Juliana Stark Cavalcante Arquiteta especializada em Interiores 91
DICAS
“A luz exerce um papel essencial em nosso cotidiano. A cor da lâmpada é muito importante para dar o aconchego necessário a qualquer lugar. Para criar um ambiente com a iluminação mais agradável, combinamos a luz corrigida difusa com a luz focal, para destacar e valorizar a decoração, proporcionando um clima especial”.
Júnia Carsalade e Ana Paula Lucchesi Arquitetas
“Para ambientes como a sala de estar, que é a única de um apto, uma dica é utilizar recursos de iluminação criando várias cenas em um mesmo ambiente. Para esse espaço, podemos executar uma sanca iluminada com lâmpada fluorescente amarela para a iluminação geral e ter pontos de focos em cima da mesa lateral e/ ou central, com lâmpadas AR 70 para valorizar objetos ou obras de arte”.

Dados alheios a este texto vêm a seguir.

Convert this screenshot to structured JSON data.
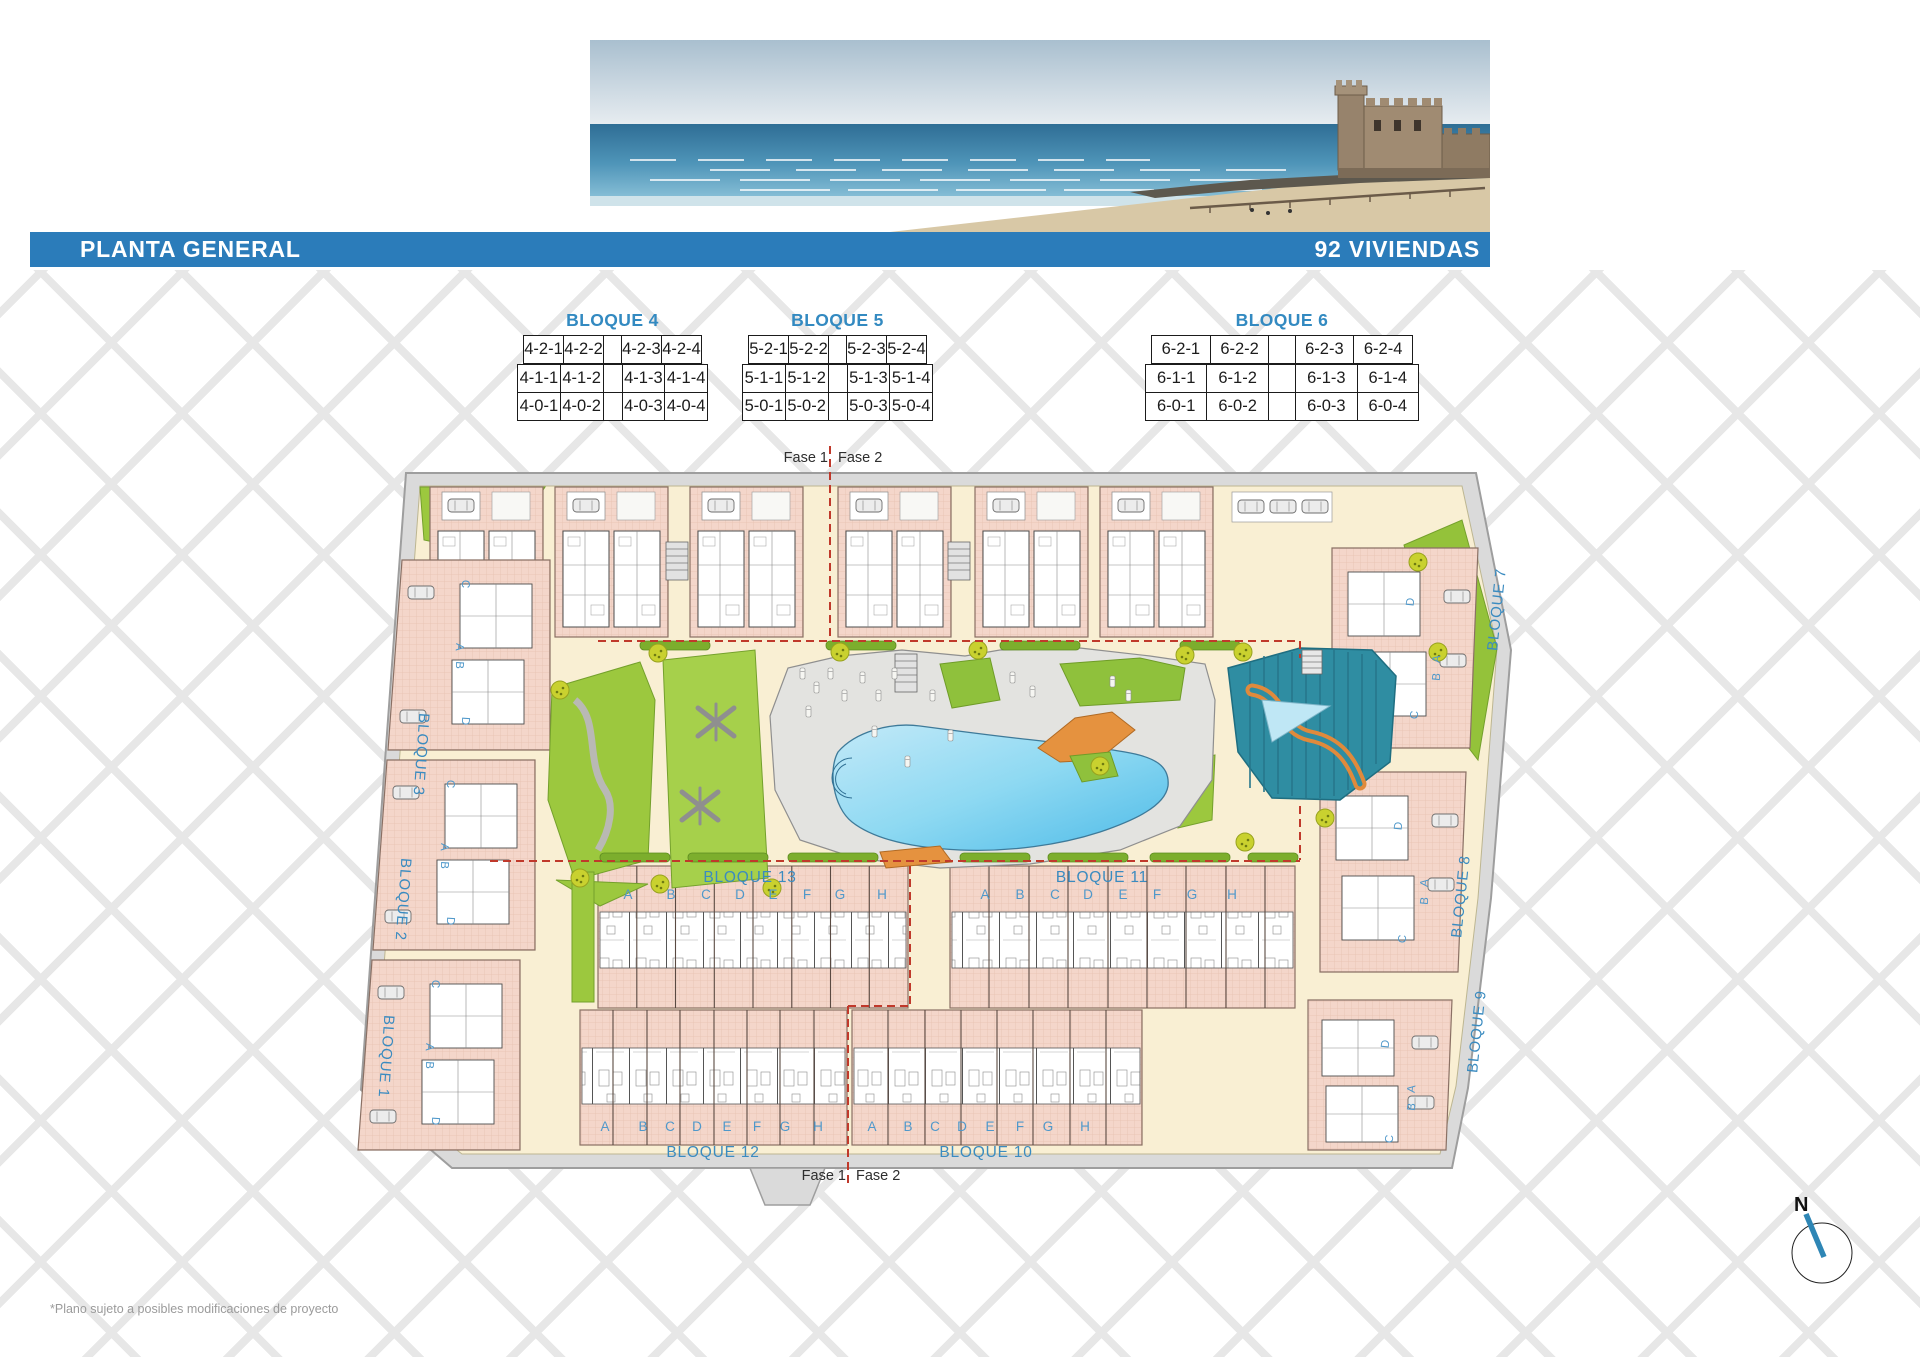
{
  "header": {
    "title": "PLANTA GENERAL",
    "units_label": "92 VIVIENDAS"
  },
  "photo": {
    "description": "beach panorama with watch tower"
  },
  "tables": [
    {
      "title": "BLOQUE 4",
      "rows": [
        [
          "4-2-1",
          "4-2-2",
          "4-2-3",
          "4-2-4"
        ],
        [
          "4-1-1",
          "4-1-2",
          "4-1-3",
          "4-1-4"
        ],
        [
          "4-0-1",
          "4-0-2",
          "4-0-3",
          "4-0-4"
        ]
      ]
    },
    {
      "title": "BLOQUE 5",
      "rows": [
        [
          "5-2-1",
          "5-2-2",
          "5-2-3",
          "5-2-4"
        ],
        [
          "5-1-1",
          "5-1-2",
          "5-1-3",
          "5-1-4"
        ],
        [
          "5-0-1",
          "5-0-2",
          "5-0-3",
          "5-0-4"
        ]
      ]
    },
    {
      "title": "BLOQUE 6",
      "rows": [
        [
          "6-2-1",
          "6-2-2",
          "6-2-3",
          "6-2-4"
        ],
        [
          "6-1-1",
          "6-1-2",
          "6-1-3",
          "6-1-4"
        ],
        [
          "6-0-1",
          "6-0-2",
          "6-0-3",
          "6-0-4"
        ]
      ]
    }
  ],
  "plan": {
    "fase1": "Fase 1",
    "fase2": "Fase 2",
    "row_blocks": [
      {
        "name": "BLOQUE 13",
        "units": [
          "A",
          "B",
          "C",
          "D",
          "E",
          "F",
          "G",
          "H"
        ]
      },
      {
        "name": "BLOQUE 11",
        "units": [
          "A",
          "B",
          "C",
          "D",
          "E",
          "F",
          "G",
          "H"
        ]
      },
      {
        "name": "BLOQUE 12",
        "units": [
          "A",
          "B",
          "C",
          "D",
          "E",
          "F",
          "G",
          "H"
        ]
      },
      {
        "name": "BLOQUE 10",
        "units": [
          "A",
          "B",
          "C",
          "D",
          "E",
          "F",
          "G",
          "H"
        ]
      }
    ],
    "left_blocks": [
      "BLOQUE 3",
      "BLOQUE 2",
      "BLOQUE 1"
    ],
    "right_blocks": [
      "BLOQUE 7",
      "BLOQUE 8",
      "BLOQUE 9"
    ],
    "cluster_letters_left": [
      "C",
      "A",
      "B",
      "D"
    ],
    "cluster_letters_right": [
      "D",
      "A",
      "B",
      "C"
    ],
    "compass": "N"
  },
  "footnote": "*Plano sujeto a posibles modificaciones de proyecto",
  "colors": {
    "title_bar": "#2b7cba",
    "accent_blue": "#338ac1",
    "letter_blue": "#4f98ca",
    "building_pink": "#f4d6ca",
    "pool_blue": "#5fc4ea",
    "grass_green": "#9cc83e",
    "splash_teal": "#2f8da2",
    "path_cream": "#f9efd3",
    "phase_red": "#c0392b"
  }
}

Patricia Guerra e Roziane Faleiro Arquitetas
“Um bom projeto de iluminação contempla o conforto dos usuários, o conhecimento do ambiente e seu entorno, o controle da luz natural, a economia de energia, especificação de lâmpadas, luminárias e acessórios de fornecedores comprometidos com qualidade em produtos e serviços, a análise de custos e o conhecimento técnico. Ausência de ofuscamentos, adequação da quantidade e cor da luz, luminárias e lâmpadas apropriadas, tendem a garantir conforto aos usuários, bom humor e saúde. Os LEDs, por sua vida útil extensa, alta eficiência luminosa e ausência de mercúrio, têm conquistado cada vez mais especificadores e clientes interessados na economia de energia e conservação do meio ambiente. Entender o espaço a ser planejado, seus propósitos e condicionantes projetuais, permite maior assertividade quando aliados a atributos técnicos, permitindo valorização de superfícies, volumes, texturas e cores”.
Roberta Lopes Designer
“Ao iluminar áreas molhadas, como piscinas, espelhos d’água, cascatas, chafarizes, Spas e outros, minha dica é sempre optar pela fibra ótica. Essa tecnologia oferecerá, certamente, os melhores resultados por diversos fatores, dentre eles, total segurança pela não transmissão de energia elétrica para os refletores, manutenção quase nula e distante da água, alta durabilidade e eficiência energética. Tudo isso sem falar no mais visível dos benefícios: uma estética requintada de iluminação aquática, com acabamento impecável.”